La Révolution de 1789 désorganise complètement l’enseignement et il semble bien qu’aucun maître n’ait à nouveau exercé dans le village avant 1800.

Entre 1833 et 1870, les lois Guizot, Falloux, Duruy améliorent sensiblement l’enseignement et la condition des enseignants. Chaque commune est tenue de fournir un local pour recevoir les enfants. A Schwerdorff, l’instituteur enseignait dès avant la Révolution dans la « maison  Nillès » ou « Gadenhaus », démolie en 1941 par les Allemands. A partir de 1839, l’école est installée dans le château de Schwerdorff jusqu’en 1956, date de la construction de la nouvelle école.

En 1871, après l’annexion au IIe Reich, l’enseignement primaire devient obligatoire, ce qui n’est pas encore le cas en France. Les instituteurs doivent prêter serment à l’Empereur. Lors du retour à la France en 1918, tous les enseignants d’origine allemande sont expulsés et souvent remplacés par des maîtres venus « de l’intérieur » pour franciser la région. Les mosellans germanophones sont obligés de « s’exiler », des mois durant, dans les autres départements pour se familiariser avec la langue française.

Pendant l’annexion allemande de 1940 à 1945, les enfants du village, rentrés de la Vienne, apprennent l’hymne allemand et la « Spitzschrift » alors que ceux restés à Oyré entonnent « Maréchal, nous voilà ». De juillet 1944 à novembre 1945, tous les enfants du village profitent de très longues vacances dues à l’absence de maître.

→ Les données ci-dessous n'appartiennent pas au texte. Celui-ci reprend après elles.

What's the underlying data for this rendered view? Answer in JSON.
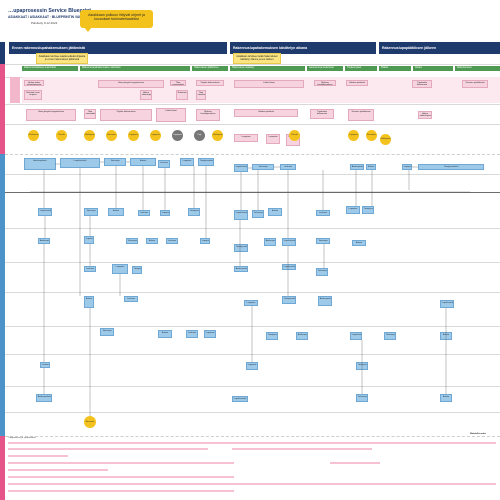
{
  "header": {
    "title": "…upaprosessin Service Blueprint",
    "subtitle": "ASIAKKAAT / ASIAKKAAT · BLUEPRINTIN VAIHEET / RAMPI",
    "date": "Päivitetty 8.12.2023"
  },
  "callout": {
    "text": "Asiakkaan polkuun liittyvät ohjeet ja kuvaukset tukimateriaaleiksi"
  },
  "phases": [
    {
      "label": "Ennen rakennuslupahakemuksen jättämistä"
    },
    {
      "label": "Rakennuslupahakemuksen käsittelyn aikana"
    },
    {
      "label": "Rakennuslupapäätöksen jälkeen"
    }
  ],
  "subphases": [
    {
      "label": "Rakennushankkeen suunnittelu"
    },
    {
      "label": "Rakennuslupahakemuksen valmistelu"
    },
    {
      "label": "Hakemuksen jättäminen"
    },
    {
      "label": "Hakemuksen käsittely"
    },
    {
      "label": "Lausunnot ja kuulemiset"
    },
    {
      "label": "Täydennykset"
    },
    {
      "label": "Päätös"
    },
    {
      "label": "Aloitus"
    },
    {
      "label": "Rakentaminen"
    },
    {
      "label": "Loppukatselmus"
    }
  ],
  "notes": [
    {
      "text": "Asiakkaan tarvitsee saada selkeää ohjausta jo ennen hakemuksen jättämistä"
    },
    {
      "text": "Asiakkaan tarvitsee tietää hakemuksen käsittelyn tilanne ja sen vaiheet"
    }
  ],
  "customer_actions": [
    {
      "text": "Hakee tietoa rakentamisesta"
    },
    {
      "text": "Selvittää luvan tarpeen"
    },
    {
      "text": "Ottaa yhteyttä lupapalveluun"
    },
    {
      "text": "Tilaa suunnitelmat"
    },
    {
      "text": "Täyttää hakemuksen"
    },
    {
      "text": "Liittää liitteet"
    },
    {
      "text": "Maksaa käsittelymaksun"
    },
    {
      "text": "Odottaa päätöstä"
    },
    {
      "text": "Täydentää hakemusta"
    },
    {
      "text": "Tutustuu päätökseen"
    },
    {
      "text": "Hakee aloituslupaa"
    },
    {
      "text": "Rakentaa"
    },
    {
      "text": "Tilaa katselmuksen"
    }
  ],
  "touchpoints": [
    {
      "text": "Verkkosivut"
    },
    {
      "text": "Puhelin"
    },
    {
      "text": "Sähköposti"
    },
    {
      "text": "Neuvonta"
    },
    {
      "text": "Lupapiste"
    },
    {
      "text": "Lupapiste"
    },
    {
      "text": "Lupapiste"
    },
    {
      "text": "Kirje"
    },
    {
      "text": "Sähköposti"
    },
    {
      "text": "Puhelin"
    },
    {
      "text": "Lupapiste"
    },
    {
      "text": "Katselmus"
    }
  ],
  "pink_rows": [
    {
      "text": "Asiakaspalvelu"
    },
    {
      "text": "Lupakäsittelijä"
    },
    {
      "text": "Tarkastaja"
    },
    {
      "text": "Arkisto"
    },
    {
      "text": "Laskutus"
    },
    {
      "text": "Lupapiste"
    },
    {
      "text": "Tietojärjestelmät"
    }
  ],
  "bottom_labels": {
    "left": "Tukiprosessit ja -järjestelmät",
    "right": "Mahdollisuudet"
  }
}
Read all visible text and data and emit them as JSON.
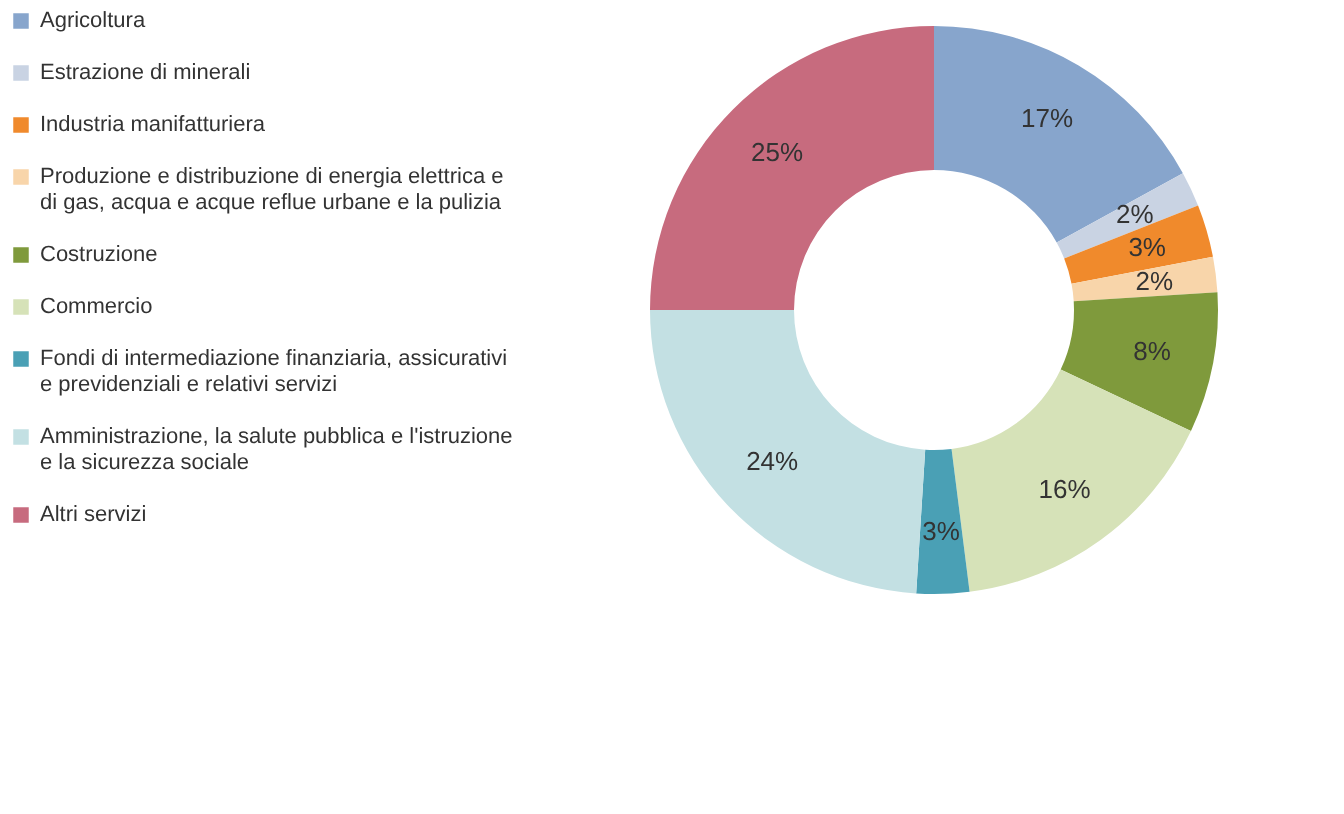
{
  "chart_data": {
    "type": "donut",
    "categories": [
      "Agricoltura",
      "Estrazione di minerali",
      "Industria manifatturiera",
      "Produzione e distribuzione di energia elettrica e di gas, acqua e acque reflue urbane e la pulizia",
      "Costruzione",
      "Commercio",
      "Fondi di intermediazione finanziaria, assicurativi e previdenziali e relativi servizi",
      "Amministrazione, la salute pubblica e l'istruzione e la sicurezza sociale",
      "Altri servizi"
    ],
    "values": [
      17,
      2,
      3,
      2,
      8,
      16,
      3,
      24,
      25
    ],
    "colors": [
      "#87a5cc",
      "#c9d3e3",
      "#f08a2c",
      "#f8d5aa",
      "#7f9a3c",
      "#d6e2b8",
      "#4aa0b5",
      "#c3e0e3",
      "#c76b7e"
    ],
    "value_labels": [
      "17%",
      "2%",
      "3%",
      "2%",
      "8%",
      "16%",
      "3%",
      "24%",
      "25%"
    ],
    "legend": "left"
  }
}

Depuis cette date, 42 enseignants se sont succédé dans le village ; les auteurs les ont pratiquement tous contactés, à défaut leur famille. Tous leur ont fait part des problèmes rencontrés : leurs relations avec le maire et le curé, l’école géminée, le francique, la laïcité … Ils ont aussi dû s’adapter à de nombreuses réformes : suppression du certificat, création des collèges, regroupements intercommunaux, formation en UIFM, …

Le travail se termine par une rapide présentation de la carrière des 25 enseignants nés dans le village depuis 1741.

Les auteurs ont essayé de faire revivre les enseignants dans leur époque, confrontés aux problèmes spécifiques de notre région ballottée entre deux cultures. A chaque changement de régime, ces fonctionnaires sont souvent contraints de renier leurs convictions intimes ou leur culture propre pour adopter celle des vainqueurs. Certains ont subi des humiliations, connu l’exil, la prison, la radiation.

La brochure de 145 pages a été présentée par les auteurs avec le support de la Société d’Histoire et d’Archéologie des Pays de la Nied, le samedi 8 janvier 2011 à 15 heures dans la salle communale de Schwerdorff. Prix: 20 € en souscription jusqu’au 1er mars 2011.